2026 CAA Contains Significant
PBM Transparency &
Enforcement Provisions
On February 3, 2026, the President signed legislation setting forth detailed disclosure requirements for contracts between group health plans or insurers and pharmacy benefit managers (PBMs) entered into for plan years beginning on or after August 3, 2028. This law (which closely follows the recent release of DOL proposed regulations on PBM transparency) applies broader, more detailed transparency requirements with specific and standardized disclosures, as well as strong enforcement and data privacy and confidentiality provisions. These provisions are intended to identify, eliminate, and discourage conflicts of interest involving PBMs, brokers, consultants, and other PBM affiliates. Major provisions in the 2026 Consolidated Appropriations Act (CAA) that impact group health plans include the following:
Oversight of PBM Services
The new legislation amends the PHSA (Public Health Services Act), ERISA, and the Tax Code to require all contracts between group health plans—both self-insured and fully insured plans—and applicable entities to include specific disclosure provisions on drug costs and compensation from all sources, including rebates, fees, and other sorts of remuneration. The term “applicable entity” is broadly defined and includes affiliates of group health plans, insurers, and PBMs.
Disclosure Obligations
Applicable entities must disclose all direct and indirect compensation, which includes drug-level disclosures about top-spending drugs, costs, rebates, fees, discounts, pharmacy reimbursements, benefit design, broker and consultant payments, and affiliate relationships. There are two tiers of disclosures depending on employer and plan size or status:
- PBMs and affiliated entities are required to provide summary disclosures to all group health plans, while more detailed information must be provided to large, self-insured plans.

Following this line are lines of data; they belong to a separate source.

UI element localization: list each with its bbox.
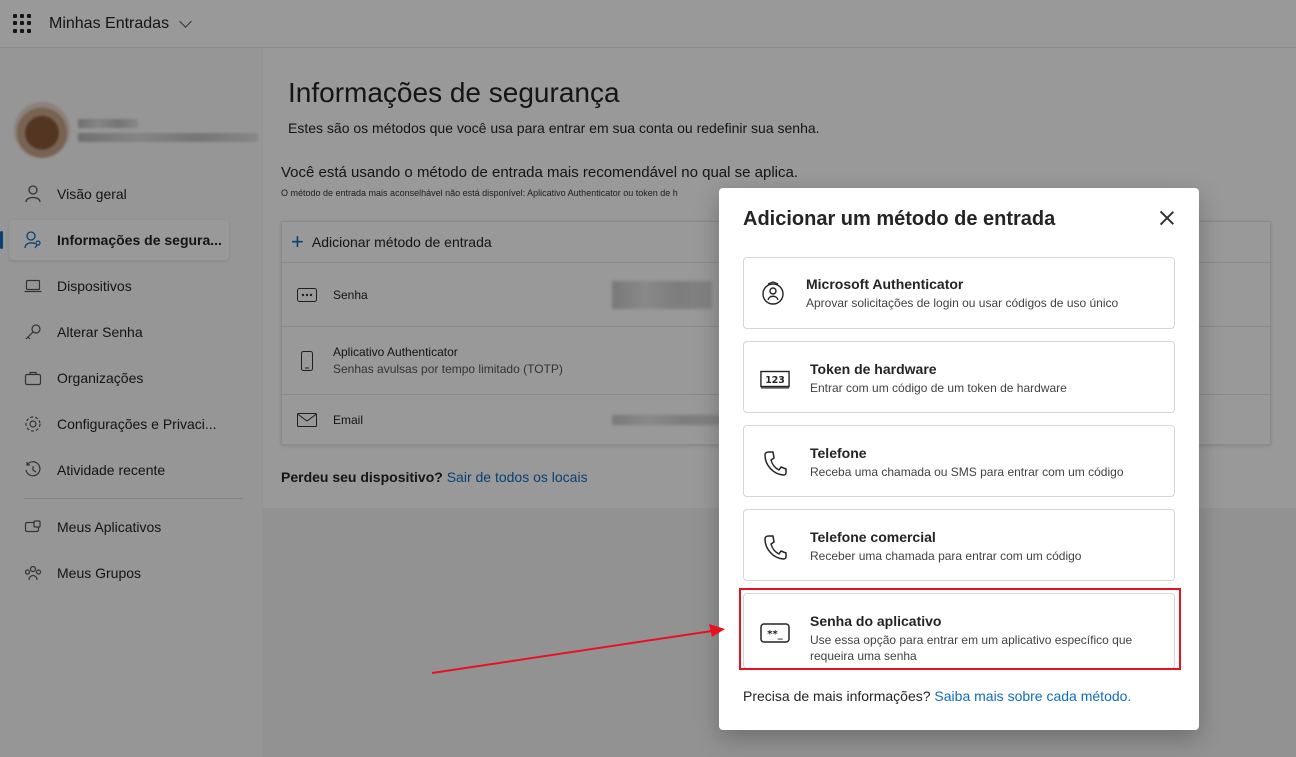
close-icon[interactable]	[1159, 210, 1175, 226]
option-name: Microsoft Authenticator	[806, 276, 964, 292]
option-name: Token de hardware	[810, 361, 937, 377]
option-hardware-token[interactable]: 123 Token de hardware Entrar com um códi…	[743, 341, 1175, 413]
svg-text:123: 123	[765, 375, 785, 386]
highlight-box	[739, 588, 1181, 670]
authenticator-icon	[758, 278, 788, 308]
option-phone[interactable]: Telefone Receba uma chamada ou SMS para …	[743, 425, 1175, 497]
option-desc: Entrar com um código de um token de hard…	[810, 381, 1067, 395]
option-office-phone[interactable]: Telefone comercial Receber uma chamada p…	[743, 509, 1175, 581]
hardware-token-icon: 123	[760, 364, 790, 394]
option-desc: Receba uma chamada ou SMS para entrar co…	[810, 465, 1124, 479]
option-microsoft-authenticator[interactable]: Microsoft Authenticator Aprovar solicita…	[743, 257, 1175, 329]
phone-call-icon	[760, 532, 790, 562]
option-name: Telefone	[810, 445, 867, 461]
dialog-title: Adicionar um método de entrada	[743, 208, 1056, 230]
phone-call-icon	[760, 448, 790, 478]
dialog-footer: Precisa de mais informações? Saiba mais …	[743, 688, 1132, 704]
option-desc: Receber uma chamada para entrar com um c…	[810, 549, 1082, 563]
option-desc: Aprovar solicitações de login ou usar có…	[806, 296, 1119, 310]
option-name: Telefone comercial	[810, 529, 936, 545]
learn-more-link[interactable]: Saiba mais sobre cada método.	[934, 688, 1131, 704]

- Plans are also entitled to explanations linking formulary decisions to rebates and discounts.
Language must be clear and also made available in machine-readable format. PBMs must provide these disclosures on a semiannual basis (or quarterly, if requested).
Civil Monetary Penalties
If a PBM fails to satisfy disclosure requirements, the legislation establishes civil monetary penalties for noncompliance and false reporting (with exceptions made for good faith errors corrected within 90 days of notification) of $10,000 per day for each day a PBM or plan does not meet reporting requirements, and, for knowingly providing inaccurate information, up to $100,000 per item of false information.

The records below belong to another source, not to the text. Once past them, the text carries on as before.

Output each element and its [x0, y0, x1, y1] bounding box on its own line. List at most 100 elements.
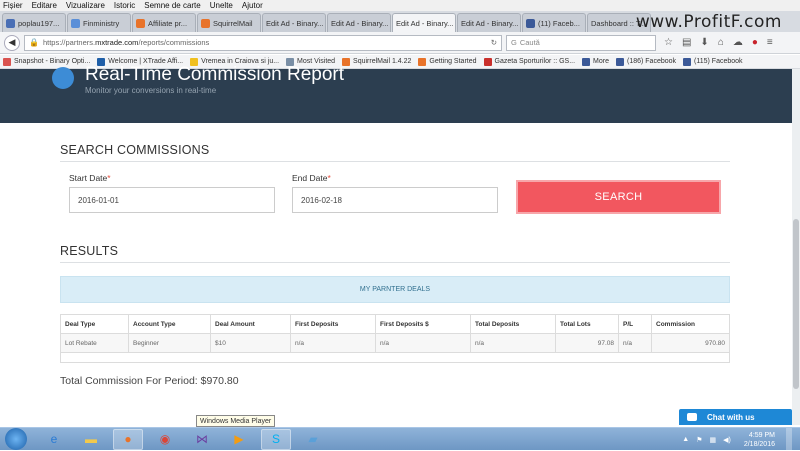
column-header[interactable]: Deal Type [60, 314, 129, 334]
table-row: Lot Rebate Beginner $10 n/a n/a n/a 97.0… [60, 333, 730, 353]
cell-total-lots: 97.08 [555, 333, 619, 353]
logo-prefix: www. [635, 12, 684, 32]
cell-account-type: Beginner [128, 333, 211, 353]
tab-label: Affiliate pr... [148, 18, 188, 28]
end-date-label: End Date* [292, 173, 331, 183]
watermark-logo: www.ProfitF.com [636, 12, 782, 32]
file-explorer-icon[interactable]: ▬ [76, 429, 106, 450]
bookmark-item[interactable]: Snapshot - Binary Opti... [3, 57, 90, 66]
bookmark-item[interactable]: (115) Facebook [683, 57, 743, 66]
logo-suffix: .com [738, 12, 782, 32]
column-header[interactable]: Account Type [128, 314, 211, 334]
menu-icon[interactable]: ≡ [767, 37, 773, 48]
firefox-icon [418, 57, 427, 66]
menu-tools[interactable]: Unelte [210, 0, 233, 11]
chat-bubble-icon[interactable]: ☁ [733, 37, 743, 48]
menu-bar: Fișier Editare Vizualizare Istoric Semne… [0, 0, 800, 11]
url-host: mxtrade.com [95, 38, 139, 47]
tab-label: poplau197... [18, 18, 60, 28]
page-scrollbar[interactable] [792, 69, 800, 425]
divider [60, 161, 730, 162]
cell-first-deposits-amount: n/a [375, 333, 471, 353]
column-header[interactable]: First Deposits [290, 314, 376, 334]
divider [60, 262, 730, 263]
browser-tab-active[interactable]: Edit Ad - Binary... [392, 13, 456, 32]
media-player-icon[interactable]: ▶ [224, 429, 254, 450]
column-header[interactable]: Total Deposits [470, 314, 556, 334]
facebook-icon [582, 57, 591, 66]
network-icon[interactable]: ▦ [710, 436, 717, 444]
system-clock[interactable]: 4:59 PM 2/18/2016 [744, 431, 775, 449]
back-button[interactable]: ◀ [4, 34, 20, 51]
clock-time: 4:59 PM [748, 431, 775, 439]
results-section-title: RESULTS [60, 244, 119, 258]
start-button[interactable] [5, 428, 27, 450]
menu-bookmarks[interactable]: Semne de carte [144, 0, 200, 11]
search-button[interactable]: SEARCH [516, 180, 721, 214]
menu-edit[interactable]: Editare [32, 0, 57, 11]
chat-widget-button[interactable]: Chat with us [679, 409, 792, 425]
internet-explorer-icon[interactable]: e [39, 429, 69, 450]
bookmark-label: Getting Started [429, 58, 477, 65]
bookmark-label: More [593, 58, 609, 65]
browser-tab[interactable]: (11) Faceb... [522, 13, 586, 32]
menu-view[interactable]: Vizualizare [66, 0, 105, 11]
scrollbar-thumb[interactable] [793, 219, 799, 389]
search-input[interactable]: G Caută [506, 34, 656, 51]
bookmark-item[interactable]: Getting Started [418, 57, 477, 66]
pinterest-icon[interactable]: ● [752, 37, 758, 48]
reload-icon[interactable]: ↻ [491, 38, 497, 47]
bookmark-label: (115) Facebook [694, 58, 743, 65]
menu-help[interactable]: Ajutor [242, 0, 263, 11]
browser-tab[interactable]: Edit Ad - Binary... [327, 13, 391, 32]
commissions-table: Deal Type Account Type Deal Amount First… [60, 314, 730, 353]
chrome-icon[interactable]: ◉ [150, 429, 180, 450]
start-date-label: Start Date* [69, 173, 111, 183]
cell-first-deposits: n/a [290, 333, 376, 353]
column-header[interactable]: Commission [651, 314, 730, 334]
home-icon[interactable]: ⌂ [718, 37, 724, 48]
browser-tab[interactable]: Edit Ad - Binary... [262, 13, 326, 32]
browser-tab[interactable]: Finministry [67, 13, 131, 32]
column-header[interactable]: First Deposits $ [375, 314, 471, 334]
facebook-icon [616, 57, 624, 66]
firefox-icon[interactable]: ● [113, 428, 143, 450]
address-bar[interactable]: 🔒 https://partners. mxtrade.com/reports/c… [24, 34, 502, 51]
flag-icon[interactable]: ⚑ [696, 436, 702, 444]
browser-tab[interactable]: Affiliate pr... [132, 13, 196, 32]
chat-bubble-icon [687, 413, 697, 421]
start-date-label-text: Start Date [69, 173, 108, 183]
tray-expand-icon[interactable]: ▲ [682, 436, 689, 443]
system-tray: ▲ ⚑ ▦ ◀) 4:59 PM 2/18/2016 [682, 428, 792, 451]
browser-tab[interactable]: Edit Ad - Binary... [457, 13, 521, 32]
browser-tab[interactable]: poplau197... [2, 13, 66, 32]
column-header[interactable]: Total Lots [555, 314, 619, 334]
skype-icon[interactable]: S [261, 428, 291, 450]
table-header-row: Deal Type Account Type Deal Amount First… [60, 314, 730, 334]
facebook-icon [526, 18, 535, 28]
menu-history[interactable]: Istoric [114, 0, 135, 11]
end-date-input[interactable]: 2016-02-18 [292, 187, 498, 213]
mail-icon [6, 18, 15, 28]
bookmark-item[interactable]: SquirrelMail 1.4.22 [342, 57, 411, 66]
document-icon[interactable]: ▰ [298, 429, 328, 450]
star-icon[interactable]: ☆ [664, 37, 673, 48]
column-header[interactable]: Deal Amount [210, 314, 291, 334]
browser-tab[interactable]: SquirrelMail [197, 13, 261, 32]
required-marker: * [327, 173, 331, 183]
bookmark-item[interactable]: (186) Facebook [616, 57, 676, 66]
end-date-value: 2016-02-18 [301, 195, 342, 205]
column-header[interactable]: P/L [618, 314, 652, 334]
partner-deals-banner[interactable]: MY PARNTER DEALS [60, 276, 730, 303]
bookmark-item[interactable]: Gazeta Sporturilor :: GS... [483, 57, 575, 66]
visual-studio-icon[interactable]: ⋈ [187, 429, 217, 450]
page-title: Real-Time Commission Report [85, 64, 345, 85]
reading-list-icon[interactable]: ▤ [682, 37, 691, 48]
chart-pie-icon [52, 67, 74, 89]
menu-file[interactable]: Fișier [3, 0, 23, 11]
volume-icon[interactable]: ◀) [723, 436, 731, 444]
download-icon[interactable]: ⬇ [700, 37, 708, 48]
bookmark-item[interactable]: More [582, 57, 609, 66]
start-date-input[interactable]: 2016-01-01 [69, 187, 275, 213]
show-desktop-button[interactable] [786, 428, 792, 451]
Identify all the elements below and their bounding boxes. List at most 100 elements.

100% Rebate Pass-Through Mandate
The new legislation amends the existing ERISA prohibited transaction exemption for reasonable plan services to require PBMs that receive any remuneration (including in the form of rebates, fees, and alternative discounts) from drug manufacturers to pass through 100% of that amount to group health plans and insurers. Plans and insurers may pass amounts through to participants. In general, rebates must be remitted to plans or insurers quarterly. Plans may also audit remittances. Bona fide service fees are allowed if transparent and quantifiable. Plans may audit the PBMs and affiliates to verify accuracy of reported information at least annually.

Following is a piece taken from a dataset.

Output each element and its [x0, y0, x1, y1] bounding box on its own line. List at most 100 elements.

Consistent with other efforts to reduce opaqueness in PBM operations, this legislation formally requires PBMs to disclose the processes used to evaluate, select, and reimburse prescription drug offerings, and provide written explanations of how those decisions align with clinical and cost considerations. By providing plans with more information and explicit enforcement tools for noncompliance and false reporting, the CAA 2026 provisions strengthen the authority of plan fiduciaries in their oversight of PBM activities, while imposing specific measures of accountability on plans and fiduciaries to monitor compliance with the new transparency requirements.